Kardelen'i DergiKapinda.com sitesinden satın alabilirsiniz.        Ali Erdal'ın yeni kitabı TÜRK KİMLİĞİ çıktı        Kardelen Twitter'da...        Kardelen 32 Yaşında!..       
    Yorum Ekle     1909 kez okundu.     Henüz yorum bırakılmadı.     Yazara Mesaj

Fatmalar ve diğerleri
Fatma Pekşen

  Sayı: 97 -

–Fatma! Sen neden dans etmiyorsun?

–Ben dans etmeyi bilmem küçükhanım.

–Ha ha ha ha!..

–Hi hi hi hi!..

–!!!! (mor, kırmızı, sarı; her renk mevcut)
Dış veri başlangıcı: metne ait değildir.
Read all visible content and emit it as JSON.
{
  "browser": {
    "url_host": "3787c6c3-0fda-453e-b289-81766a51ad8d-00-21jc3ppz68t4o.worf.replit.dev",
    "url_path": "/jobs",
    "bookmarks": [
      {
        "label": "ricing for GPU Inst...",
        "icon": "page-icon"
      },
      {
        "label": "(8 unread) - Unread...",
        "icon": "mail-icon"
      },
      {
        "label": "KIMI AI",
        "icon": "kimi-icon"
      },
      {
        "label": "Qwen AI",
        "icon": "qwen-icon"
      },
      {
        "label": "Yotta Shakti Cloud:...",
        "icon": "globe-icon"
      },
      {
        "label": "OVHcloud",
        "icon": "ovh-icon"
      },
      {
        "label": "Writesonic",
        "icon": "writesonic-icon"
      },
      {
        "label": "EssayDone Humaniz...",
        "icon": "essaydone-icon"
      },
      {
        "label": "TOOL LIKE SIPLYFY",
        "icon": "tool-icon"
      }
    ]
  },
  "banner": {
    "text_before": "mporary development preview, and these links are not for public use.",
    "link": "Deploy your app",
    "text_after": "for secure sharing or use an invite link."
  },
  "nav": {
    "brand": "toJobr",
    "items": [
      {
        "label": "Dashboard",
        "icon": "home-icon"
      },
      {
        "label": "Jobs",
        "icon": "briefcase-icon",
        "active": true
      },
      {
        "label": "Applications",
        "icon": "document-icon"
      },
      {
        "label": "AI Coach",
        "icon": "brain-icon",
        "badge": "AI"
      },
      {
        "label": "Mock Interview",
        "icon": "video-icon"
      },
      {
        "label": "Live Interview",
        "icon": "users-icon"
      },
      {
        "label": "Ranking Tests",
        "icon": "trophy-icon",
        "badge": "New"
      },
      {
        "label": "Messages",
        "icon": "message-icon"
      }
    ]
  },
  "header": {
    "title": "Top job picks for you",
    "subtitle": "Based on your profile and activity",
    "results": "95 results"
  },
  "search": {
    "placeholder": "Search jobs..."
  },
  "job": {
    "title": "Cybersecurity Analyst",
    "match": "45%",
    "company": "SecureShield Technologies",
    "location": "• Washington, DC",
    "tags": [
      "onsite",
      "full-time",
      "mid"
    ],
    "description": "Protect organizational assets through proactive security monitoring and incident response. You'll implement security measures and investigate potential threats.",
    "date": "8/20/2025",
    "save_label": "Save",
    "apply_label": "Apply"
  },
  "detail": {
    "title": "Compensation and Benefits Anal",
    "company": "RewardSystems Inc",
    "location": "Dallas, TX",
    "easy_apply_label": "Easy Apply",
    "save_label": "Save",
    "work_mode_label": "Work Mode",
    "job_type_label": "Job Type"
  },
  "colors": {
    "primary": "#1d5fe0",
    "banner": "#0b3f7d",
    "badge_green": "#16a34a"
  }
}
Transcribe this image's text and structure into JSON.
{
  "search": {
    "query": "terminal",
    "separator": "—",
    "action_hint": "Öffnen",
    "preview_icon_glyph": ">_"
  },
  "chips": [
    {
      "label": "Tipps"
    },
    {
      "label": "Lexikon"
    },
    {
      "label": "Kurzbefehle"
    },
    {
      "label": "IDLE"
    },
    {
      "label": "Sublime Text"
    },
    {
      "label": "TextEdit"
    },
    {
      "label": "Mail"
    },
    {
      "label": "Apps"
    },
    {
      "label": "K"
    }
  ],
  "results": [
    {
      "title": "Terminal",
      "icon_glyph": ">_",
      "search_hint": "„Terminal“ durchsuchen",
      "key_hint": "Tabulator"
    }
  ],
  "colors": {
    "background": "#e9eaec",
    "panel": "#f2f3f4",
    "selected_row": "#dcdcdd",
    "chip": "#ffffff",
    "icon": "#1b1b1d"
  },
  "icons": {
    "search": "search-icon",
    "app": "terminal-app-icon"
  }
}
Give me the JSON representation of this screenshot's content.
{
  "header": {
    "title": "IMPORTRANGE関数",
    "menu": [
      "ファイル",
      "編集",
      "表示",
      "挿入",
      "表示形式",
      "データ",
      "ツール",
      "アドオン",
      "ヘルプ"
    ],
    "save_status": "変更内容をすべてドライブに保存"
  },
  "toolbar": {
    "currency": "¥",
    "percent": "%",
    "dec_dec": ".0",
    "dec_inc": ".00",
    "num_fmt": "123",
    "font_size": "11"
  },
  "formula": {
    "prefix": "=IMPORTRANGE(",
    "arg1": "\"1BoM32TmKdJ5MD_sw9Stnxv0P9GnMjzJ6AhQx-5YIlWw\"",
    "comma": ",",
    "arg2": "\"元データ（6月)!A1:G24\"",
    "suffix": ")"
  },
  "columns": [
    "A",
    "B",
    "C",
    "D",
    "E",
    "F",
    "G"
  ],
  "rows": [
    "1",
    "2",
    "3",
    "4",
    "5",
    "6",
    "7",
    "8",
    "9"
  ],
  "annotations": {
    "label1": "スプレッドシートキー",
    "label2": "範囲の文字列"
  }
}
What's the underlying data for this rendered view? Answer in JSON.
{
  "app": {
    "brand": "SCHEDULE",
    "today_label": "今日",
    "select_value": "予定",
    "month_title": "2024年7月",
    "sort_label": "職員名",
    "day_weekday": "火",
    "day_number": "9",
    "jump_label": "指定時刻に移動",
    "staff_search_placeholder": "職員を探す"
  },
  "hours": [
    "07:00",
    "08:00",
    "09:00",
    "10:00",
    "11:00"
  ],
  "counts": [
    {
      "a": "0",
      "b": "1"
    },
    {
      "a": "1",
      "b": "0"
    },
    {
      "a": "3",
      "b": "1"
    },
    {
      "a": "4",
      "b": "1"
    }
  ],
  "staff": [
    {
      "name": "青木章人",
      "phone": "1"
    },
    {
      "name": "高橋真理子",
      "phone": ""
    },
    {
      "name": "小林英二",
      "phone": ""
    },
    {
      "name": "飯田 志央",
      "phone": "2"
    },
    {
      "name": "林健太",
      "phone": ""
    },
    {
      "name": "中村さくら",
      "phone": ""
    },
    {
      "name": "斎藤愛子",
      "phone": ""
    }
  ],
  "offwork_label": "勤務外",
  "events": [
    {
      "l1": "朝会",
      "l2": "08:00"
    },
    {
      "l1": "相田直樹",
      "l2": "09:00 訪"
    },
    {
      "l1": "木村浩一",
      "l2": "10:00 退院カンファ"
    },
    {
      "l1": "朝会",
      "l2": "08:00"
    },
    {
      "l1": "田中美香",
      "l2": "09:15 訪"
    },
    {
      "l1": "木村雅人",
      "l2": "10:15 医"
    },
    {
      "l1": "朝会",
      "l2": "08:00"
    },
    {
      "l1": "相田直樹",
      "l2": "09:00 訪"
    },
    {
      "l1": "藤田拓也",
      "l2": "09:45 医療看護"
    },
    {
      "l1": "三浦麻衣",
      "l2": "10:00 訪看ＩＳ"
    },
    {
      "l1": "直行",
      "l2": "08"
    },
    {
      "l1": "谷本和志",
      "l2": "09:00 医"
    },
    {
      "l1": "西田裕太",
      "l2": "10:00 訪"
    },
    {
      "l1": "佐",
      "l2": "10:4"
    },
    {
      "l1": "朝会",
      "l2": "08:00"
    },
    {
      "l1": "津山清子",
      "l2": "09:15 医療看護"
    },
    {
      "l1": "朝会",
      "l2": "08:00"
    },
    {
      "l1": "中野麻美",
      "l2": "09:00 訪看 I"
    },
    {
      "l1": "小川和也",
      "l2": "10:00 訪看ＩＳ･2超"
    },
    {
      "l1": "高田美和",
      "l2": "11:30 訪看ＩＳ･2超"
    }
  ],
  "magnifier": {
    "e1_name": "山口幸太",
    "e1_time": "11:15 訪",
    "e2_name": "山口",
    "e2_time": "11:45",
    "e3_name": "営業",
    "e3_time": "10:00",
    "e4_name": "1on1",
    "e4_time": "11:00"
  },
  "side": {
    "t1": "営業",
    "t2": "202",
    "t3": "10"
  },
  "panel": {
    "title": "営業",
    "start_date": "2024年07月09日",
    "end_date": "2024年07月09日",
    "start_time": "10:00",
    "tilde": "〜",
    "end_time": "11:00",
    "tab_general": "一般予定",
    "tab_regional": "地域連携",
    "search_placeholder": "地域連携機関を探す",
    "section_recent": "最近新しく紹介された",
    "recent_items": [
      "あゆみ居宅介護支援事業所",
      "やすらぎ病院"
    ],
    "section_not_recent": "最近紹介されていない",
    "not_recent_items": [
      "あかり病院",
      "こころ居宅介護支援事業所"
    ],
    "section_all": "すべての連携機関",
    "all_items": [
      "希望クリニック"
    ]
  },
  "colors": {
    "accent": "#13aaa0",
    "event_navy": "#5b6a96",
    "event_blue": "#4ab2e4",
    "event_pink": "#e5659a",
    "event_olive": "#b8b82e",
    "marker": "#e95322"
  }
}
Birinci ses alaycı, küçümser, baskın.

İkinci ses ise mahcup, küskün ve ezik.

Tahmin edeceğiniz gibi genç gence eğlenilen bir mekân burası. Birinci sesin ve ona gülüşerek eşlik edenlerin ellerinde birer ayaklı bardak bulunmakta. İkinci sesin elinde ise bir tepsi mevcut. Boşları topluyor, yenileri getiriyor. İkramlar ve şatafat gırla gidiyor.

–Fatma! Yeni yıla nerede gireceksin? Uludağ nasıl sence?

–Ben kayak bilmem küçükhanım. Ailemin yanına köye giderim belki.

Yeni bir kahkaha seli. Akabinde alkışlar. “Hangi tatil köyü acaba?” türünden bir iki şımarık ses…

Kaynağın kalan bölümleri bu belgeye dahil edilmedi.